In contemplating heavy karma, none goes beyond the five grave sins of killing father, killing mother, killing an arhat, shedding the blood of a Buddha, or sowing dissension in the Sańgha. But these five grave sins are precisely wisdom itself, for there is no definite mark of duality differentiating wisdom on the one hand and these five sins on the other. There is no separate entity that feels them, knows them, discerns them. The attributes of sin are precisely the attributes of the Ultimate Reality, for both are beyond conception and thus incapable of being destroyed, originally free of any original nature. All karma and conditionings dwell in the Ultimate Reality, neither coming nor going, neither cause nor effect. This is the contemplation of karma itself as precisely the authoritative signature of the Total Field of All Phenomena.[3] The authoritative signature of the Total Field of All Phenomena is such that the four types of demon can never destroy it or abuse it. And why? Because the demons are themselves the authoritative signature of the Total Field of All Phenomena. How could the authoritative signature of the Total Field of All Phenomena destroy the authoritative signature of the Total Field of All Phenomena? The same idea can be applied to each and every phenomenon, as should now be obvious.[4]
身論開遮。口論說默。意論止觀。身開常坐遮行住臥。或可處眾獨則彌善。居一靜室或空閑 地。離諸喧鬧。安一繩床傍無餘座。九十日為一期。結跏正坐項脊端直。不動不搖不 萎不倚。以坐自誓。肋不拄床。況復屍臥遊戲住立。除經行食便利。隨一佛方面端坐 正向。時刻相續無須臾廢。所開者專坐。所遮者勿犯。不欺佛不負心不誑眾生。口說 默者。若坐疲極。或疾病所困。或睡蓋所覆。內外障侵奪正念心不能遣却。當專稱一 佛名字慚愧懺悔以命自歸。與稱十方佛名功德正等。所以者何。如人憂喜欝怫舉聲歌 哭悲笑則暢。行人亦爾。風觸七處成身業。聲響出脣成口業。二能助意成機感佛俯降 。如人引重自力不前。假傍救助則蒙輕舉。行人亦爾。心弱不能排障。稱名請護惡緣 不能壞。若於法門未了。當親近解般若者。如聞修學。能入一行三昧面見諸佛上菩薩 位。誦經誦呪尚喧於靜。況世俗言語耶。意止觀者。端坐正念。蠲除惡覺捨諸亂想。莫雜思惟不取 相貌。但專繫緣法界一念法界。繫緣是止。一念是觀。信一切法皆是佛法。無前無後無復際畔。無 知者無說者。若無知無說則非有非無。非知者非不知者。離此二邊住無所住。如諸佛住安處寂。聞 此深法勿生驚怖。此法界亦名菩提。亦名不可思議境界。亦名般若。亦名不生不滅。如是等一切法 與法界無二無別。聞無二無別勿生疑惑。能如是觀者。是觀如來十號。觀如來時不謂如來為如來。 無有如來為如來。亦無如來智能知如來者。如來及如來智。無二相。無動相。不作相。不在方不離 方。非三世非不三世。非二相非不二相。非垢相非淨相。此觀如來甚為希有。猶如虛空無有過失. 增長正念見佛相好. 如照水鏡自見其形。初見一佛。次見十方佛。不用神通往見佛。唯住此處見諸 佛聞佛說法。得如實義為一切眾生見如來。而不取如來相。化一切眾生向涅槃而不取涅槃相。為一 切眾生發大莊嚴而不見莊嚴相。無形無相無見聞知。佛不證得是為希有。何以故。佛即法界。若以 法界證法界即是諍論。無證無得。觀眾生相如諸佛相。眾生界量如諸佛界量。諸佛界量不可思議。 眾生界量亦不可思議。眾生界住如虛空住。以不住法以無相法住般若中。不見凡法云何捨。不見聖 法云何取。生死涅槃垢淨亦如是。不捨不取但住實際。
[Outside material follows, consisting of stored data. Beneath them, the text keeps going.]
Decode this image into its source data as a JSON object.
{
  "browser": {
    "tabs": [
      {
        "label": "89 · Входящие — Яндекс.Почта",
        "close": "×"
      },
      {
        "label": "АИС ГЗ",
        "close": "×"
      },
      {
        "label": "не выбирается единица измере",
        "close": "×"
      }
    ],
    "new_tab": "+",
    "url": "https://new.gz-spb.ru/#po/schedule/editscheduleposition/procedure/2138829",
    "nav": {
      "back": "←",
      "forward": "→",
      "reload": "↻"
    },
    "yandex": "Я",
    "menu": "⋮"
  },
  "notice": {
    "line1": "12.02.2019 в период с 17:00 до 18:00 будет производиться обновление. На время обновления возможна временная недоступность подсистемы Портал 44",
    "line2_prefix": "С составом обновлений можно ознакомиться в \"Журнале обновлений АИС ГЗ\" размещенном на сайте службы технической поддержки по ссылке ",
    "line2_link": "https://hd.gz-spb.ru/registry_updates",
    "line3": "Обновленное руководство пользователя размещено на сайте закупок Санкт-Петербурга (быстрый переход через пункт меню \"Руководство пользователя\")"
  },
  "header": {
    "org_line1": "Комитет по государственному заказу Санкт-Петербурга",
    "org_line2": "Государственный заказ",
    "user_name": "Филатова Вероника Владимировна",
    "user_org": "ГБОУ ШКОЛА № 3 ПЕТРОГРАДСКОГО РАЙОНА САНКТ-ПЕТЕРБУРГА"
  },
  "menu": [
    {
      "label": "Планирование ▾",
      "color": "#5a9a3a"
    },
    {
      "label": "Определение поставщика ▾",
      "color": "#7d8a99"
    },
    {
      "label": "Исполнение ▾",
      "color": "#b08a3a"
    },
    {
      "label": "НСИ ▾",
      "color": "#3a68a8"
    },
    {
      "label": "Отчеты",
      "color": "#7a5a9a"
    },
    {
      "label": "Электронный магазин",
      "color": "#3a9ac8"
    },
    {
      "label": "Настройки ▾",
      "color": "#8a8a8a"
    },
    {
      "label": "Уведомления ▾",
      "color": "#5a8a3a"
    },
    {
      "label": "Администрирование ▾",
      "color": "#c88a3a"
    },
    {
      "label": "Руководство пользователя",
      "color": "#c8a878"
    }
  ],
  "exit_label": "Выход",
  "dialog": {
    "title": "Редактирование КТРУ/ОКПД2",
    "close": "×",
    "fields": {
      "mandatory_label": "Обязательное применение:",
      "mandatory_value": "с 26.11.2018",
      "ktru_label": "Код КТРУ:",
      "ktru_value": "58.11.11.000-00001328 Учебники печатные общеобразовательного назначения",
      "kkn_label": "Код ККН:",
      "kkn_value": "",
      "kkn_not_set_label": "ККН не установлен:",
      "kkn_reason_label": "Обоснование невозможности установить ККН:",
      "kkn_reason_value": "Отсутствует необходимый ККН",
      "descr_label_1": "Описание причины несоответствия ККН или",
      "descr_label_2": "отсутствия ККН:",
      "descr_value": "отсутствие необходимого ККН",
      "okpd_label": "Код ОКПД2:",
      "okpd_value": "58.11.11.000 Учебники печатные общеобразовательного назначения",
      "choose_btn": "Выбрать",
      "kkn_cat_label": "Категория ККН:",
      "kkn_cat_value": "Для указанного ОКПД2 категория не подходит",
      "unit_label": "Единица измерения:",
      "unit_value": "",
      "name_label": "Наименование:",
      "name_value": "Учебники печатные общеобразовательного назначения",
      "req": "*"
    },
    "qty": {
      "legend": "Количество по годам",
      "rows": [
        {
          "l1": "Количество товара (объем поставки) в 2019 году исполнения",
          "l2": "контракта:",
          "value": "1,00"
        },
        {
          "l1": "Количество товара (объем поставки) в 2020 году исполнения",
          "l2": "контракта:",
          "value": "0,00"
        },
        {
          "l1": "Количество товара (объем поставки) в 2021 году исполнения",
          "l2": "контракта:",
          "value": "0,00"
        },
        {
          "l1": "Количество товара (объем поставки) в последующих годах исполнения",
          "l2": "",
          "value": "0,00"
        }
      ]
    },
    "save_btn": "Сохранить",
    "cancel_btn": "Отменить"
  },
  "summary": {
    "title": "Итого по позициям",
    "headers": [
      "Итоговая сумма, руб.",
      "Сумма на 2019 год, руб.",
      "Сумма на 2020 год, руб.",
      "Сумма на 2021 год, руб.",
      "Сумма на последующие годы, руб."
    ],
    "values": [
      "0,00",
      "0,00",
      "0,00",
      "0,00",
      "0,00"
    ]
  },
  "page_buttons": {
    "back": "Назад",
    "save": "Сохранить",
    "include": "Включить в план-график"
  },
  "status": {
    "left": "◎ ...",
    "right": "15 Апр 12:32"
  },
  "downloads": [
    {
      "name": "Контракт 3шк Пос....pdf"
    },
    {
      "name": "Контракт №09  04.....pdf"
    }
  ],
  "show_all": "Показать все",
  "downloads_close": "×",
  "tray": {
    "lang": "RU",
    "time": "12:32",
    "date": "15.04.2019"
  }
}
如此觀眾生真佛法界。觀貪欲瞋癡諸煩惱。 恒是寂滅行。是無動行。非生死法非涅槃法。不捨諸見不捨無為。而修佛道。非修道非不修道。是 名正住煩惱法界也。觀業重者。無出五逆。五逆即是菩提。菩提五逆無二相。無覺者。無知者。無 分別者。逆罪相實相相。皆不可思議不可壞。本無本性。一切業緣皆住實際。不來不去非因非果。 是為觀業即是法界印。法界印四魔所不能壞魔不得便。何以故。魔即法界印。法界印云何毀法界印。以此意歷一切法亦應可解。
[1] Dharmadhātu (fajie 法界)。 This means at once the entirety of all experience of all beings, and the ultimate reality, suggesting both ((TO BE CONTINUED))
[2] The ten epithets are, according to the meaning of their standard Chinese renderings: Tathāgata (“thus come one”), Worthy of Offerings (also a name for Arhats in general), Untilting Omnipresent Knowledge, Accomplished in Illumination and Action, Well- departed, Untangler of the Worlds, Master Tamer, Teacher of Gods and Humans, Awakened One, Honored of the World.
[3] Fajieyin 法界印 Literally, “seal of the dharmadhātu.” In Sanskrit this would be dharmadhātu-uddāna. A “seal” is sometimes used in Buddhist contexts to mean a characteristic mark, as in the “Three Seals of the Dharma” (non-self, impermanence, and suffering, for example), that guarantee the authenticity of a purported teaching—so something like a “seal of authenticity.” It is also used in the sense of a protective seal, or a seal stamped by an authority which guarantees the protection of that authority—something like a passport, or a guarantee that something is an authentic representative of some power and thus not to be messed with without that power getting involved. Hence the term comes to mean something like a protective spell in popular discourse. This meaning is evidently in play here in the reference to indestructibility. The idea here is that karma and demons are both genuine, inalienable manifestations of the Total Field of All Phenomena, and are indestructible—though for a different reason: because each is the whole, and the whole cannot destroy the whole.